One might be tempted to dismiss the bulk of Flegr’s work as hokum—the fanciful imaginings of a lone, eccentric scholar—were it not for the pioneering research of Joanne Webster, a parasitologist at Imperial College London. Just as Flegr was embarking on his human trials, Webster, then a freshly minted Ph.D., was launching studies of Toxo-infected rodents, reasoning, just as Flegr did, that as hosts of the parasite, they would be likely targets for behavioral manipulation.
She quickly confirmed, as previous researchers had shown, that infected rats were more active and less cautious in areas where predators lurk. But then, in a simple, elegant experiment, she and her colleagues demonstrated that the parasite did something much more remarkable. They treated one corner of each rat’s enclosure with the animal’s own odor, a second with water, a third with cat urine, and the last corner with the urine of a rabbit, a creature that does not prey on rodents. “We thought the parasite might reduce the rats’ aversion to cat odor,” she told me. “Not only did it do that, but it actually increased their attraction. They spent more time in the cat-treated areas.” She and other scientists repeated the experiment with the urine of dogs and minks, which also prey on rodents. The effect was so specific to cat urine, she says, that “we call it ‘fatal feline attraction.’”
She began tagging the parasite with fluorescent markers and tracking its progress in the rats’ bodies. Given the surgically precise way the microbe alters behavior, Webster anticipated that it would end up in localized regions of the brain. But the results defied expectations. “We were quite surprised to find the cysts—the parasite’s dormant form—all over the brain in what otherwise appeared to be a happy, healthy rat,” she says. Nonetheless, the cysts were most abundant in a part of the brain that deals with pleasure (in human terms, we’re talking sex, drugs, and rock and roll) and in another area that’s involved in fear and anxiety (post-traumatic stress disorder affects this region of the brain). Perhaps, she thought, T. gondii uses a scattershot approach, disseminating cysts far and wide, enabling a few of them to zero in on the right targets.
To gain more clarity on the matter, she sought the aid of the parasitologist Glenn McConkey, whose team at the University of Leeds was probing the protozoan’s genome for signs of what it might be doing. The approach brought to light a striking talent of the parasite: it has two genes that allow it to crank up production of the neurotransmitter dopamine in the host brain. “We never cease to be amazed by the sophistication of these parasites,” Webster says.

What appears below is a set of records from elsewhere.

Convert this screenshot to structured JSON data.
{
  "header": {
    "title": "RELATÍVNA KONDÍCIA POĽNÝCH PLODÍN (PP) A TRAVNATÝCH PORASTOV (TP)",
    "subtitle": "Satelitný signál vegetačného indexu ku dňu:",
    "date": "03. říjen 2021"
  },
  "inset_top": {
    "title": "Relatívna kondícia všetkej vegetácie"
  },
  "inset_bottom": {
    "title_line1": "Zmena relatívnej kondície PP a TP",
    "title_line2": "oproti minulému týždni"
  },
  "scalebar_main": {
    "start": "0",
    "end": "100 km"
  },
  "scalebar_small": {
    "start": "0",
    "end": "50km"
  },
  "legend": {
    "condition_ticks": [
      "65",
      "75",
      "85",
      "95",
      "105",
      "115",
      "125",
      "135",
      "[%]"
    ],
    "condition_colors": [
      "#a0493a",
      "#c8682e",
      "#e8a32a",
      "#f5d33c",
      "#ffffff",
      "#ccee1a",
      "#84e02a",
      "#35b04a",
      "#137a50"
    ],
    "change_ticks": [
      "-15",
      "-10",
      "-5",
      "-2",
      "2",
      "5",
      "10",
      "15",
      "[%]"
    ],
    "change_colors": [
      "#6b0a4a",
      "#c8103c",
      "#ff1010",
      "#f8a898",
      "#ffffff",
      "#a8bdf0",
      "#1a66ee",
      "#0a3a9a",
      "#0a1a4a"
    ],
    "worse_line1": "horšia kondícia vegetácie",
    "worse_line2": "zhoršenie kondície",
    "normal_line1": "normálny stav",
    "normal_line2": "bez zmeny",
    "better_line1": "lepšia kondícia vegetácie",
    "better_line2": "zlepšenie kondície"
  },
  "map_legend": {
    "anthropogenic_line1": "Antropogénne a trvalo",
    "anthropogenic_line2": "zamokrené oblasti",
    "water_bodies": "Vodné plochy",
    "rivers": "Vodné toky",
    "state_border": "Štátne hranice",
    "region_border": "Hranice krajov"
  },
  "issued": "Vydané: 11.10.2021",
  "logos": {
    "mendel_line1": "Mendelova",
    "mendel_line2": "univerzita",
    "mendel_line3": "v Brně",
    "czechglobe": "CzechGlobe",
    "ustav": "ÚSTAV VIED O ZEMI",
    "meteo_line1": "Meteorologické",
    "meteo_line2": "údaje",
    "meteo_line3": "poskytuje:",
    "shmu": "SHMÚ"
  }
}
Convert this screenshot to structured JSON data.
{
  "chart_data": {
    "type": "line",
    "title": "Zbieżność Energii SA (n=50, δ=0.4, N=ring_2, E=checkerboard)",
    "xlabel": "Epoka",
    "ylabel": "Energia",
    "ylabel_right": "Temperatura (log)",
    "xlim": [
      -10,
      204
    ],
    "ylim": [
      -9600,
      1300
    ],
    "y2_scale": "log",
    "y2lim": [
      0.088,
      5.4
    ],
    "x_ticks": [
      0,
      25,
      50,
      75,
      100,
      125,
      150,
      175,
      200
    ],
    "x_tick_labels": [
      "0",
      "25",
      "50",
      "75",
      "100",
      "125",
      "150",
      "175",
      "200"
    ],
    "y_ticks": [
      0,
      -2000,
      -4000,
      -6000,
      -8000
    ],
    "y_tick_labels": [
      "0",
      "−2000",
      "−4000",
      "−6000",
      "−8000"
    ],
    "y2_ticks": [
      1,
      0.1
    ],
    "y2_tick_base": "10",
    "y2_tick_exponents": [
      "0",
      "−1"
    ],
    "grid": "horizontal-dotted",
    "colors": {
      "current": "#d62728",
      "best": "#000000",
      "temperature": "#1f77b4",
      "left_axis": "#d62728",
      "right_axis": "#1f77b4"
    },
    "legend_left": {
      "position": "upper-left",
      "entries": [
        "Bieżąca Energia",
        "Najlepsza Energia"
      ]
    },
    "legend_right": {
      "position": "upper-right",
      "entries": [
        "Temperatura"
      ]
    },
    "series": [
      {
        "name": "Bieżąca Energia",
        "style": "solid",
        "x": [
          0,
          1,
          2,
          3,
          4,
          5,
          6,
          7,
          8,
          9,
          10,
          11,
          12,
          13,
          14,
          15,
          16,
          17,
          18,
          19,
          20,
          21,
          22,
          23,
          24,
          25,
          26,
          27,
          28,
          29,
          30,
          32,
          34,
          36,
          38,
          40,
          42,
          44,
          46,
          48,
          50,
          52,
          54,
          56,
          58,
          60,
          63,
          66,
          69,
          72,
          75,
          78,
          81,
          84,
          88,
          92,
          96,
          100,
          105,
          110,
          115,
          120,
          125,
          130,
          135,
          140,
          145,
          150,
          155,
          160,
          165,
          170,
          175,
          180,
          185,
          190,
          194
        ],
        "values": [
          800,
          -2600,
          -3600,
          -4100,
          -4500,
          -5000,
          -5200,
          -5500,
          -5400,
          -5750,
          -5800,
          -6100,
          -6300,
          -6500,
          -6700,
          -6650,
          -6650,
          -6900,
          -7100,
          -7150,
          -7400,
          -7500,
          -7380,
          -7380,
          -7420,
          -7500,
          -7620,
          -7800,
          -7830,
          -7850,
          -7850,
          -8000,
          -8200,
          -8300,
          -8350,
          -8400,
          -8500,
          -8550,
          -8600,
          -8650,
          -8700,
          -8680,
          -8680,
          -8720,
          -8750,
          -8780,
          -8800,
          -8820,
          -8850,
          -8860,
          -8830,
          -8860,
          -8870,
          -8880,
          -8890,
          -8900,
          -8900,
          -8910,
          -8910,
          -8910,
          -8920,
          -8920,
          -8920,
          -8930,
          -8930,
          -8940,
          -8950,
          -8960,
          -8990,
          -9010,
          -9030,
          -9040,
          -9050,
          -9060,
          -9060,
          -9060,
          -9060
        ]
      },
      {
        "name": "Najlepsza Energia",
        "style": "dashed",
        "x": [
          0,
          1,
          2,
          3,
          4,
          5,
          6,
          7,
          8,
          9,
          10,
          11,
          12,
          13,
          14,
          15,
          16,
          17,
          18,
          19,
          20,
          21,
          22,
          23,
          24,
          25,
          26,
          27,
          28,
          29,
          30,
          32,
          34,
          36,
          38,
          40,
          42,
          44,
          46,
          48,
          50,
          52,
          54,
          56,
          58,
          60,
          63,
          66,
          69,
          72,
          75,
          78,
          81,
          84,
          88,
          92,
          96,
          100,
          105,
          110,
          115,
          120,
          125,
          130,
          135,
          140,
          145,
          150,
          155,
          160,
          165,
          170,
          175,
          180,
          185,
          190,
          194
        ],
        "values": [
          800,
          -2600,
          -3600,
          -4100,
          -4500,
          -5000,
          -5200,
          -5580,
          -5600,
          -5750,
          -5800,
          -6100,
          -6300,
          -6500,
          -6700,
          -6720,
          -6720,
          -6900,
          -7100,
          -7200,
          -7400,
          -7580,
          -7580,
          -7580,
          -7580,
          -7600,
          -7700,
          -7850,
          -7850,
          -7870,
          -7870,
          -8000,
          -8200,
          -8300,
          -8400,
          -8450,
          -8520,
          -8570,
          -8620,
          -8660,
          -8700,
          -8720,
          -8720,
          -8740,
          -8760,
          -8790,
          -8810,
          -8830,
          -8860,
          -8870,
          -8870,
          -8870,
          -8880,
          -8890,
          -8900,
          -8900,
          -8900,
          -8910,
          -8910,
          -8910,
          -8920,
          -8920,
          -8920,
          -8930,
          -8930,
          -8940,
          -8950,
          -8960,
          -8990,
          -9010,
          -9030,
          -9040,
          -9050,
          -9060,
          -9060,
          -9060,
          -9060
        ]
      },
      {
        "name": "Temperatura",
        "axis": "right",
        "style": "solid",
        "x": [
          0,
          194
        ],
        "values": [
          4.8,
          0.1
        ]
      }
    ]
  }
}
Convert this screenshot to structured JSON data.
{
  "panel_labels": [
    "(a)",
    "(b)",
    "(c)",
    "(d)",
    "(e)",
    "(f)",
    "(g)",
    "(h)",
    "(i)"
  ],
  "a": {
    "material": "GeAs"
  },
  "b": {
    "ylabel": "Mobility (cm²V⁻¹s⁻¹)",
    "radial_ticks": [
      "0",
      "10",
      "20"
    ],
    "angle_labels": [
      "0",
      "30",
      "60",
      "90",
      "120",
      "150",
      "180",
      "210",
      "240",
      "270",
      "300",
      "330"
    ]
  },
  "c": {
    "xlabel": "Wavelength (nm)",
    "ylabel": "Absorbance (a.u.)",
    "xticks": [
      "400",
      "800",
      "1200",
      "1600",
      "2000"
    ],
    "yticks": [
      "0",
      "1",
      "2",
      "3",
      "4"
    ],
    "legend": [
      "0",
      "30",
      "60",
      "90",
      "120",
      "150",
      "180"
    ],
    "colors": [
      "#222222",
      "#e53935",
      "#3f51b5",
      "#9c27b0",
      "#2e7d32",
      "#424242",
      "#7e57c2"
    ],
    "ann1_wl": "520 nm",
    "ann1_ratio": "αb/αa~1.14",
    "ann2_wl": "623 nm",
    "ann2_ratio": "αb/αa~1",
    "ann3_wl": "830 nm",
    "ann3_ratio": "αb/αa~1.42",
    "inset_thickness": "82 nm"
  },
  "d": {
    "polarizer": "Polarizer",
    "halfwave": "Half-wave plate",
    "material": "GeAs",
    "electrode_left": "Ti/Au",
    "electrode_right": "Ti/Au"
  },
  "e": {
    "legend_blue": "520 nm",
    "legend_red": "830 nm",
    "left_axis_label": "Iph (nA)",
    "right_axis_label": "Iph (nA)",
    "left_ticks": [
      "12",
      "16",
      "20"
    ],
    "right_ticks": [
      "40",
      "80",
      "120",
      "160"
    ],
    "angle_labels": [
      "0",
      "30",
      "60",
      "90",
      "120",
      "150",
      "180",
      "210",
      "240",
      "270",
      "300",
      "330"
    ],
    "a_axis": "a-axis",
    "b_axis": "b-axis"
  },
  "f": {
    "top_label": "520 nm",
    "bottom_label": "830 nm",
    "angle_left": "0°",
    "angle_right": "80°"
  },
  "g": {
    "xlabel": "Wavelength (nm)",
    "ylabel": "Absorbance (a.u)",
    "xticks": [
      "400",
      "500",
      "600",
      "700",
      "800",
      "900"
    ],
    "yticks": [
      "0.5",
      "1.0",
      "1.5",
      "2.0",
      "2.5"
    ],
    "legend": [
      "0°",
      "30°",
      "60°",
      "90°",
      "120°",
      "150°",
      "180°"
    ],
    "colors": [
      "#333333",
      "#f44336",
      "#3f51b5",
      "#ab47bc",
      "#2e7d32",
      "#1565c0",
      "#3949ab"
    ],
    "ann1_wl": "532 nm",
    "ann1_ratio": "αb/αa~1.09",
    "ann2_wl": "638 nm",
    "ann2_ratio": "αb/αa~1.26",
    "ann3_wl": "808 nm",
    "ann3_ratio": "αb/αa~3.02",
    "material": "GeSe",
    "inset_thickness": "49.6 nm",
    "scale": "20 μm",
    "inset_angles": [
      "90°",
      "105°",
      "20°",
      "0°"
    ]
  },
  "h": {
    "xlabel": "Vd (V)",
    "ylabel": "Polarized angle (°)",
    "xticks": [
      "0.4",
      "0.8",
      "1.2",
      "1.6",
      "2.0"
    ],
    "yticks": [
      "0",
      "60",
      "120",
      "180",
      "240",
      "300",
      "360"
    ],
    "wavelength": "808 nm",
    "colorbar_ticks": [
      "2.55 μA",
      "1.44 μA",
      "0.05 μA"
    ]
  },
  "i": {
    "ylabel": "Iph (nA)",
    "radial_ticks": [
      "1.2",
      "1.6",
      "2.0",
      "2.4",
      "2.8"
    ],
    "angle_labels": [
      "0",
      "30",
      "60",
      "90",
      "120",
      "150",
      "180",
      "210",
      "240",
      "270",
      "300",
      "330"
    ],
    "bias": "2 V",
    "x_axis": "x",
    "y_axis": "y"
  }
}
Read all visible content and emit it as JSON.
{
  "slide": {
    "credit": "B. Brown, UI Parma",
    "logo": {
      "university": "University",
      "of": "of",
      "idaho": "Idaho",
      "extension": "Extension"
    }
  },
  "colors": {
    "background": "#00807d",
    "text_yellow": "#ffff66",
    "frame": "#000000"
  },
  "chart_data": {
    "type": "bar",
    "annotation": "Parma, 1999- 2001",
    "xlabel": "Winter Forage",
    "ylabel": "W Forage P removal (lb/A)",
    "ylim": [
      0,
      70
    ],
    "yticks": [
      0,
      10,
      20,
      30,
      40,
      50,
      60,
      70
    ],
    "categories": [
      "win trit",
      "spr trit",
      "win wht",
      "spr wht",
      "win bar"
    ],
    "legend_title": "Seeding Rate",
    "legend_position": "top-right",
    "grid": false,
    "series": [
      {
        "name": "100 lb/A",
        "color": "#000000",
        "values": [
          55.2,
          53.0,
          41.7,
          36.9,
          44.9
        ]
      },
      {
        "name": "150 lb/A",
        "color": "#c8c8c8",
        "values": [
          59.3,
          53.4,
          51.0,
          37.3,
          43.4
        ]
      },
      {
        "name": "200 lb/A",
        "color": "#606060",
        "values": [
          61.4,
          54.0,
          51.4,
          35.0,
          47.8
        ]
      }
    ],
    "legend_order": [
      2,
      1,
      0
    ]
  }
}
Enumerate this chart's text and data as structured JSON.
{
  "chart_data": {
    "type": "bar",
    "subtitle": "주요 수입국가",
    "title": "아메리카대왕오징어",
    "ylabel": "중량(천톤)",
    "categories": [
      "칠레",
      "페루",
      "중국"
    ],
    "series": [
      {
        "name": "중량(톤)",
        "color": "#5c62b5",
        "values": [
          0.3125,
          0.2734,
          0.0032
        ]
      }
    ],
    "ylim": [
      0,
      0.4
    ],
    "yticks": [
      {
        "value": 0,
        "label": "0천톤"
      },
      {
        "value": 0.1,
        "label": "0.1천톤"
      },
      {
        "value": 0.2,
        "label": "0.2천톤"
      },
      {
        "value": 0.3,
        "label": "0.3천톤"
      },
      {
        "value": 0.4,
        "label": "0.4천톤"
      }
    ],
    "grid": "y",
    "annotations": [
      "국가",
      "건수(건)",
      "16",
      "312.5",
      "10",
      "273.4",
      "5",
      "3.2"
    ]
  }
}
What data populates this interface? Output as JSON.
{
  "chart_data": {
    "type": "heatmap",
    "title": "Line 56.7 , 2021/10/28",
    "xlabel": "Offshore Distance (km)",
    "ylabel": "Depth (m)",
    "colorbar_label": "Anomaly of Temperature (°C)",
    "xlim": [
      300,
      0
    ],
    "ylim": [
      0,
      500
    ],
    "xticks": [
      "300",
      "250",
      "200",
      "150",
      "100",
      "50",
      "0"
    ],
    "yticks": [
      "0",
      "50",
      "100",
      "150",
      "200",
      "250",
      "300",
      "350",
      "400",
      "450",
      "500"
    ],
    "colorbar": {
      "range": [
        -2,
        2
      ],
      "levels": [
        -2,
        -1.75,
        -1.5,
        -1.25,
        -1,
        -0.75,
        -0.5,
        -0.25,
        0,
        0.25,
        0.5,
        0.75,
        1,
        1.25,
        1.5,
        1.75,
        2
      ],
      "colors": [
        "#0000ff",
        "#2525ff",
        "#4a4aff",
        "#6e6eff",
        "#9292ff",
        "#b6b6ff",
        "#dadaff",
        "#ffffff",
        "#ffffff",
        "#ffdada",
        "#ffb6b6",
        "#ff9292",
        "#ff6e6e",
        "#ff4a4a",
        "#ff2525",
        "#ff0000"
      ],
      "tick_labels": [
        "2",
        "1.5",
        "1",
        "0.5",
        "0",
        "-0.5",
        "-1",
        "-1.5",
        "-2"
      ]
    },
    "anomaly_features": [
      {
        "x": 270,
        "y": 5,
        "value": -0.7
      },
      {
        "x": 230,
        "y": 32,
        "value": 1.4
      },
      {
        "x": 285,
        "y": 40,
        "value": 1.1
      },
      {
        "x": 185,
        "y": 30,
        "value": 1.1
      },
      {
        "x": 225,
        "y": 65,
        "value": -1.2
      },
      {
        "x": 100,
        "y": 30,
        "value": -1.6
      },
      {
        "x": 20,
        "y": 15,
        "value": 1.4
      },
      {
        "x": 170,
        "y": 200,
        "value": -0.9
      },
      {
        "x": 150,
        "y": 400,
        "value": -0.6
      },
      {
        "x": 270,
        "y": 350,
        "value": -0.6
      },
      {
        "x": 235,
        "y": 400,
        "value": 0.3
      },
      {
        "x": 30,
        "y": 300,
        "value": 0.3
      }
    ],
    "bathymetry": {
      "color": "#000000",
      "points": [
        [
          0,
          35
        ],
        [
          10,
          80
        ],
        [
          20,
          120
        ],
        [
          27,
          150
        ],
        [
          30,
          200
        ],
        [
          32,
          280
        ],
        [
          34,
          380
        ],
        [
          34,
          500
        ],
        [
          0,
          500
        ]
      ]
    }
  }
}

Their findings, reported last summer, created immediate buzz. Dopamine is a critical signaling molecule involved in fear, pleasure, and attention. Furthermore, the neurotransmitter is known to be jacked up in people with schizophrenia—another one of those strange observations about the disease, like its tendency to erode gray matter, that have long puzzled medical researchers. Antipsychotic medicine designed to quell schizophrenic delusions apparently blocks the action of dopamine, which had suggested to Webster that what it might really be doing is thwarting the parasite. Scientists had already shown that adding the medicine to a petri dish where T. gondii is happily dividing will stunt the organism’s growth. So Webster decided to feed the antipsychotic drug to newly infected rats to see how they reacted. Lo and behold, they didn’t develop fatal feline attraction. Suddenly, attributing behavioral changes to the microbe seemed much more plausible.